PETALING JAYA: Sime Darby Bhd
expects its diversified portfolio will continue to show its resilience as geopolitical and trade tensions keep business conditions subdued.
The conglomerate noted its UMW division could stand out amid headwinds in some regional markets as it announced its first quarter results of financial year 2026 (1Q26).
The group posted a net profit of RM355.5mil or earnings per share (EPS) of 5.2 sen as revenue amounted to RM18bil, down marginally from RM18.26bil it booked for the same period last year.
Sime Darby’s earnings were 56% lower year-on-year (y-o-y) but that was primarily due to the fact that the RM800mil in earnings posted in 1Q25 included a one-off gain from the disposal of land in the Malaysia Vision Valley (MVV) project in Negri Sembilan.
“Market conditions remain tough, but our core businesses have continued to show resilience, particularly UMW, which continues to deliver strong results.
“This is reflected by our overall core earnings which remained broadly consistent y-o-y, from RM359mil in 1Q25 to RM335mil in 1Q26.
“The group’s diversified portfolio continues to demonstrate its strength,” said Sime Darby group chief executive officer Datuk Jeffri Salim Davidson,
He added while some of its markets faced headwinds, positive momentum in areas such as electric vehicles (EV) sales and data centre-driven projects helped offset these challenges.
“As we move forward, we are focused on operational discipline, cost management and delivering value for our stakeholders.
“The fundamentals of our businesses remain sound, and we are well-positioned for this financial year,” he said in a statement after the release of its financial results.
The UMW division stood out in the period, delivering a higher pre-tax profit of RM261mil, an increase of 22% y-o-y, supported by steady demand in its automotive business.
Sime Dardy’s motors division, which operates the group’s international automotive business, reported a pre-tax profit of RM126mil in the quarter, a decrease of 33.7% compared to the same period last year.
Sime Darby attributed the drop to weaker assembly performance in Malaysia, and softer commercial vehicle revenue and margins in Australasia that has impacted results.
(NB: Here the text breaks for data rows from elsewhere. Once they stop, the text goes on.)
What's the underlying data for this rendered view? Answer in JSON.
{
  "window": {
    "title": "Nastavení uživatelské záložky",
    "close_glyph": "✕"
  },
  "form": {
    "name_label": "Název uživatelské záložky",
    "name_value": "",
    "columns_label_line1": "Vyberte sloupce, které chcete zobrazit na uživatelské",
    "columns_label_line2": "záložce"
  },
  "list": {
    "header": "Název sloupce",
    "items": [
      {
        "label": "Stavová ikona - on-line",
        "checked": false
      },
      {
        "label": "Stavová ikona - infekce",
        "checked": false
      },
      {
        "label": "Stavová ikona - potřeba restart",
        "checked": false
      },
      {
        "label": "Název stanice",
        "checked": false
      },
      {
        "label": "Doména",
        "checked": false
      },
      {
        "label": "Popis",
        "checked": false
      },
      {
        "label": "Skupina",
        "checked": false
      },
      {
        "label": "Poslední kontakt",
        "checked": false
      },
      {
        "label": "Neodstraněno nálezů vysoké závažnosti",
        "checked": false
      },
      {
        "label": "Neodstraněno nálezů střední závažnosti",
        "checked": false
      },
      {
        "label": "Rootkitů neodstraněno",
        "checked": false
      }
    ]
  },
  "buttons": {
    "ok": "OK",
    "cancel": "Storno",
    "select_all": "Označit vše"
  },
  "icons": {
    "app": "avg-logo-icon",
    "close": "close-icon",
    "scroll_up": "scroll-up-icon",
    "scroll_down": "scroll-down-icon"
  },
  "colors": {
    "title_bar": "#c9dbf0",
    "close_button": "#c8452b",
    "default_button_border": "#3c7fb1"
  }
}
On the other hand, improved margins in Hong Kong, Macau and Taiwan boosted earnings.
Going forward, the motor division performance will likely be anchored by UMW.
“The motors sector continues to be impacted by slower consumer demand and heightened competition.
“Nevertheless, sales in the affordable vehicle segment in Malaysia remains resilient,” the company stated in a filing with Bursa Malaysia.
Sime Darby’s industrial division recorded a pre-tax profit of RM293mil in 1Q26, down 14.6% y-o-y, due to lower equipment sales in Australasia as a result of a shift in timing for mining and construction equipment deliveries. The division was also impacted by lower translated pre-tax profit due to the stronger ringgit against the Australian dollar.
Sime Darby added the industrial division’s performance was supported by data centre projects in Malaysia, which drove strong engine sales.
The China market also recorded higher revenue on the back of increased engine sales.
“For the industrial sector, the medium-to long-term demand from the Australian mining industry for the group’s equipment and after-sales service is expected to remain strong,” the conglomerate added.
Sime Darby’s industrial segment, which accounted for 41% of FY25 core pre-tax profit, in Australasia remains the group’s anchor earnings driver, but the outlook stays cautious according to Affin Hwang Investment Bank.
In a report in mid-November, the research house stated softer Australian met-coal output and possible US policy shifts under President Donald Trump were headwinds it has to deal with.
Affin Hwang noted Trump’s pro-coal stance and unpredictable tariffs could reshape global supply–demand dynamics and introduce downside risks to Sime Darby’s Australasian operations given their reliance on Caterpillar’s mining equipment supply chain.
The shifts may increase cost pressures on US-sourced equipment if trade disruptions occur and soften machinery order books as US coal competes for global market share.
Australia’s supply outlook appears constrained, with only three confirmed new metallurgical coal mines expected to commence operations before 2030 as reported by Discovery Alert.
“This limited project pipeline, coupled with several existing mines approaching the end of their planned production lifespans, points to a potential supply gap emerging over the near-to-medium-term.
“This trend is also relevant for Sime Darby, given its industrial’s revenue is largely weighted toward met coal which accounted for 17% of its commodity exposure portfolio.
“Prolonged weakness in met coal demand therefore represents a meaningful risk to its industrial earnings trajectory,” Affin Hwang warned.